Senta Eva Constanze née Hohf was born on 22 January 1902 to parents Rudolf Hohf and Maria née Aussem in Mönchengladbach, Germany. CLICK to see her birth certificate available on Ancestry. Her parents married in 1898 in Amsterdam. Accoding to the information available on Ancestry, Senta had 4 siblings: Antonie Hohf (1899-1984), Rudolf Hohf (1908-1980), Hanna Hohf and Esther Hohf (1904-1927) (CLICK).

So what happened to the family after WWII?

Unfortunately Heinrich passed away in 1949. He was buried at the Mona Vale (Turimetta) Cemetery in New South Wales, Australia. I found his gravestone on Billion Graves site.


Source: Billion Graves

Looks like Senta returned to Germany after Heinrich’s death. She is listed in the Münich address books from 1952 till 1980. She travels to New York from Bremerhaven, Germany, alone in 1958. I wonder whom she visited? The birth certificate of Senta has a remark that she passed away in March 1981.

Esther did her leaving certificate at the Sacred Heart College in Shepparton, Australia, and majored in English and German.


Source: Shepparton Advertiser, 31 January 1947, available on MyHeritage

But did Esther accompany her mother to Germany or did she perhaps stay in Australia or move to America? Did she marry and change her surname?
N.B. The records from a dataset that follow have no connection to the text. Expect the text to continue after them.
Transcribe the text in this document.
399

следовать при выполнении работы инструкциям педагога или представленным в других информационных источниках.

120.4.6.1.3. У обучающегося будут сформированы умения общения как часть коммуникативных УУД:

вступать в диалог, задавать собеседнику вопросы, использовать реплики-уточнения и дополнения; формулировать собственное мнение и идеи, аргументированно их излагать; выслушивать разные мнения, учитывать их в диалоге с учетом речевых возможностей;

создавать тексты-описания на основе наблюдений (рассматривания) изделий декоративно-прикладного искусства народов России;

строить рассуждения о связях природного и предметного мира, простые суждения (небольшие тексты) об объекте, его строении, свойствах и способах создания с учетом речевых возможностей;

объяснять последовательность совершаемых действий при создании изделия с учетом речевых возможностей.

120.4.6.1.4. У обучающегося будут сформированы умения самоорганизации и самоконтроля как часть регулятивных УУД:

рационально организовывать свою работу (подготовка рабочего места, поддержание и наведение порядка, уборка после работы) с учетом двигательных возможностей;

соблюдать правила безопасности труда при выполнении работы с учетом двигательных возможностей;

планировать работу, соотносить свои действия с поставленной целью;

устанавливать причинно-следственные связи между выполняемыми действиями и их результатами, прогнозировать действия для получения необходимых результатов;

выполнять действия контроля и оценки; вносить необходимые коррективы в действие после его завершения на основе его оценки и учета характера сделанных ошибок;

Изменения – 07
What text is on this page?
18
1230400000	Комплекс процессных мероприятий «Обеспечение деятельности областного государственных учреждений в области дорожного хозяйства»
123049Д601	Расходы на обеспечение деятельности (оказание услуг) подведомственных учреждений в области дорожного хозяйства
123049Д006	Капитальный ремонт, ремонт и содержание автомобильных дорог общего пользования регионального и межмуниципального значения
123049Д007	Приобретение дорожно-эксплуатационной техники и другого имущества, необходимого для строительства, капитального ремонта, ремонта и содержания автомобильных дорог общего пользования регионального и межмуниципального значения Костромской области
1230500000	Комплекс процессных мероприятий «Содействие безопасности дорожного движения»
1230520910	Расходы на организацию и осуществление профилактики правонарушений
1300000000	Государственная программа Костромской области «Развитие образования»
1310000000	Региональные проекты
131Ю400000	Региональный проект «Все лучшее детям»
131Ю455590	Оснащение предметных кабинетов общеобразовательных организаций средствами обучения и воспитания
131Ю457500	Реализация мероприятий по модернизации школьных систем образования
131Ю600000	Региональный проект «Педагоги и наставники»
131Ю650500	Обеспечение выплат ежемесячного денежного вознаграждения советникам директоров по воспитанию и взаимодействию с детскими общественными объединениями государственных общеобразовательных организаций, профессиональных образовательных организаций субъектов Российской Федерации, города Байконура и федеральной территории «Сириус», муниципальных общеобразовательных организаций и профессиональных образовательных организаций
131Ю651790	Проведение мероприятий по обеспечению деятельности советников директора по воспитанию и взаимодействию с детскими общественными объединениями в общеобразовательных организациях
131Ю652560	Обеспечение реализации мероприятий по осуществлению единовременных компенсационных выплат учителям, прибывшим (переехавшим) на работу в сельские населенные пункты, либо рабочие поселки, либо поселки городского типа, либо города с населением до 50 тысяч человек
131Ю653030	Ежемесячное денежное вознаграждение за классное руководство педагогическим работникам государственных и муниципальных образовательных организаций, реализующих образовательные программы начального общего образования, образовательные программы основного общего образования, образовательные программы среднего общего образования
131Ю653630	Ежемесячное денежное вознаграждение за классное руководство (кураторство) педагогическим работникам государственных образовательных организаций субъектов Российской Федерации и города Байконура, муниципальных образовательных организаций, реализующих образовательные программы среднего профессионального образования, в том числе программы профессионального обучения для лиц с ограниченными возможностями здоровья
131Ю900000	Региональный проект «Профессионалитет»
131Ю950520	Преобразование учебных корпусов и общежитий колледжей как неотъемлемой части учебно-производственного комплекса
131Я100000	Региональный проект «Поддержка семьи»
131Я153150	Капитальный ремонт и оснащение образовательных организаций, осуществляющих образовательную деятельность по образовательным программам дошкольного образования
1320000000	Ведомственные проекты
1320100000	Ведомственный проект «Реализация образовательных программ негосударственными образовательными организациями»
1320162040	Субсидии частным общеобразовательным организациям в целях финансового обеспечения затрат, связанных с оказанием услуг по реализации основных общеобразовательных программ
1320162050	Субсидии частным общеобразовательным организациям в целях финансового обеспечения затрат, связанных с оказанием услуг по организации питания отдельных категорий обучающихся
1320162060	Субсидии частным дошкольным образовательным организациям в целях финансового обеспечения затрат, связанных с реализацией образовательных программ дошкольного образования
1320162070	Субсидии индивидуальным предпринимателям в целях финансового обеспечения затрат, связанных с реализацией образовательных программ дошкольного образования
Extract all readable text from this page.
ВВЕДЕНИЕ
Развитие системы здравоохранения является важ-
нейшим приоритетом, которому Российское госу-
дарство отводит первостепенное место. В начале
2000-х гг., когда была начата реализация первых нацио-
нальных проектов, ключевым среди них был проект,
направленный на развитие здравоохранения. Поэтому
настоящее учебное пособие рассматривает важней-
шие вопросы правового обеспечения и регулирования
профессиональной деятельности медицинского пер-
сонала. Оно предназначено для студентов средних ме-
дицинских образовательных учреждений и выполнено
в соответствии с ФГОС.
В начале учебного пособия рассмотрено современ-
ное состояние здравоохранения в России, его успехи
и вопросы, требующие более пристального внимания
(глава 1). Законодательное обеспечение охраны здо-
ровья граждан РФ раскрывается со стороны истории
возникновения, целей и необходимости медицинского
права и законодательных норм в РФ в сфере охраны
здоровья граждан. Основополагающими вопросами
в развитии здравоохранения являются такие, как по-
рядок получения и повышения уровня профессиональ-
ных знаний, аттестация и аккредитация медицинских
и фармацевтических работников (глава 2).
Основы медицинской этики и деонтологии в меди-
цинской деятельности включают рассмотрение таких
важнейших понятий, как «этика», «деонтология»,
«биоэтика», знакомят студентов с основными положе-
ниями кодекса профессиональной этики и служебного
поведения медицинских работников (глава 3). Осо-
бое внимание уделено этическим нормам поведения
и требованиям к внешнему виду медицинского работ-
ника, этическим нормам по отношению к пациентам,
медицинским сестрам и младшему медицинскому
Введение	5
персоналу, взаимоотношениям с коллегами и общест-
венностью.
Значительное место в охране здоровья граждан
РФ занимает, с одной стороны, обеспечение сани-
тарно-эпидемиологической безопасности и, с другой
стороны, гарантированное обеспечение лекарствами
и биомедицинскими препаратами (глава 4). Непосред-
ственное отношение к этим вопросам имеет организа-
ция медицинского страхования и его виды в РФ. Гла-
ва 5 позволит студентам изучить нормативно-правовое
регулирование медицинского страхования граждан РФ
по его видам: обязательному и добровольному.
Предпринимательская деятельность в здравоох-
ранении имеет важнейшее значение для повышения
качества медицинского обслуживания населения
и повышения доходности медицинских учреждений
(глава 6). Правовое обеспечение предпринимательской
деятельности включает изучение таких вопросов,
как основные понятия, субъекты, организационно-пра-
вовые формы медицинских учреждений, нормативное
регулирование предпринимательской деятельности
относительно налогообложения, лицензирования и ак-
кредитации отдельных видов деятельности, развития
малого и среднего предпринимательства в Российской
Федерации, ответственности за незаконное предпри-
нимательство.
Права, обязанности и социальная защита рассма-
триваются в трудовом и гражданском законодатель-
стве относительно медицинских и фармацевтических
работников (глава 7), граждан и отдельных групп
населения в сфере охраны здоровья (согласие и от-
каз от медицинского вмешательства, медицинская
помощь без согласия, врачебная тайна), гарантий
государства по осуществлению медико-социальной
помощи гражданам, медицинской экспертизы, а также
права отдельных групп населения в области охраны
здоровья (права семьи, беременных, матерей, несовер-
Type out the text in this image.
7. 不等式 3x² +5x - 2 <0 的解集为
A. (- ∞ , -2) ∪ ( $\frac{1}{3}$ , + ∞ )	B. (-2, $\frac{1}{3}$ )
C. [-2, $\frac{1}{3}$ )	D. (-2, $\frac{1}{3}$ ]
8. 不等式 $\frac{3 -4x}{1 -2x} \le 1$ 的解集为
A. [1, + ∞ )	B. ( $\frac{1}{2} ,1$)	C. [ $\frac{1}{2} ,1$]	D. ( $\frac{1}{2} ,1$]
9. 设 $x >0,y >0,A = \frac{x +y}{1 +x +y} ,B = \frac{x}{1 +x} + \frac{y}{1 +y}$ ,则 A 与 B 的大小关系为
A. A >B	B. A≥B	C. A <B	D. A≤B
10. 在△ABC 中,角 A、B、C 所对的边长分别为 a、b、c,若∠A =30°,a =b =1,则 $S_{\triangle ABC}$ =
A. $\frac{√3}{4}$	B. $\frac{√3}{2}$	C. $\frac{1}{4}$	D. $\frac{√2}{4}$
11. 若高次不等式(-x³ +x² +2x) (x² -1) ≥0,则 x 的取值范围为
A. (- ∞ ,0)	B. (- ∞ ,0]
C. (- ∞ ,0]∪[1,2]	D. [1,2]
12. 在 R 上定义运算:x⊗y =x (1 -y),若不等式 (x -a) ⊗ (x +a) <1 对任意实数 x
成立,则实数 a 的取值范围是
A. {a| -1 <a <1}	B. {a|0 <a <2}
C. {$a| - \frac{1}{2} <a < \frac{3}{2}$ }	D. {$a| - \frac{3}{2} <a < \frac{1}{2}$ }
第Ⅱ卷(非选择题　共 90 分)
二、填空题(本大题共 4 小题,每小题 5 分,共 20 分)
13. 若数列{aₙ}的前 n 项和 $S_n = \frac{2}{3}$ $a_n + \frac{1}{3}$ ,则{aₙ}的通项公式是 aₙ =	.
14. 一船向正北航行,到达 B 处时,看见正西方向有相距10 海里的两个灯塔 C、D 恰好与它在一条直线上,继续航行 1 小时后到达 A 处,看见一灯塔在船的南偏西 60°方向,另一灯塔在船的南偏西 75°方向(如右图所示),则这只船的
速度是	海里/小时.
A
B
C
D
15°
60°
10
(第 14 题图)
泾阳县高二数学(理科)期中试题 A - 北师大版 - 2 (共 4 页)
There are no available records on Esther after 1947. If she was born in 1929/30, she might still be alive today!

If you recognise the Reitmeyers, please let me know!

2 thoughts on “The Reitmeyers

  1. Klaus Weissenberger says:

    Senta Reitmeyer was my godmother, because my father worked together with her husband in Sydney, before they were both interned. I am the little boy in the first row of the fotos. In the early fifties she returned to Germany with Ester. At first she lived in Marktschorgast, a small town north of Bayreuth. Ester had difficulties to study at a German university, because she did not have a German high school diploma. She married a man, whose surname was Breimann, a representative of Maizena, and was sent to Japan with his family. Eventually, they returned to Europe and lived in Montreux, Switzerland.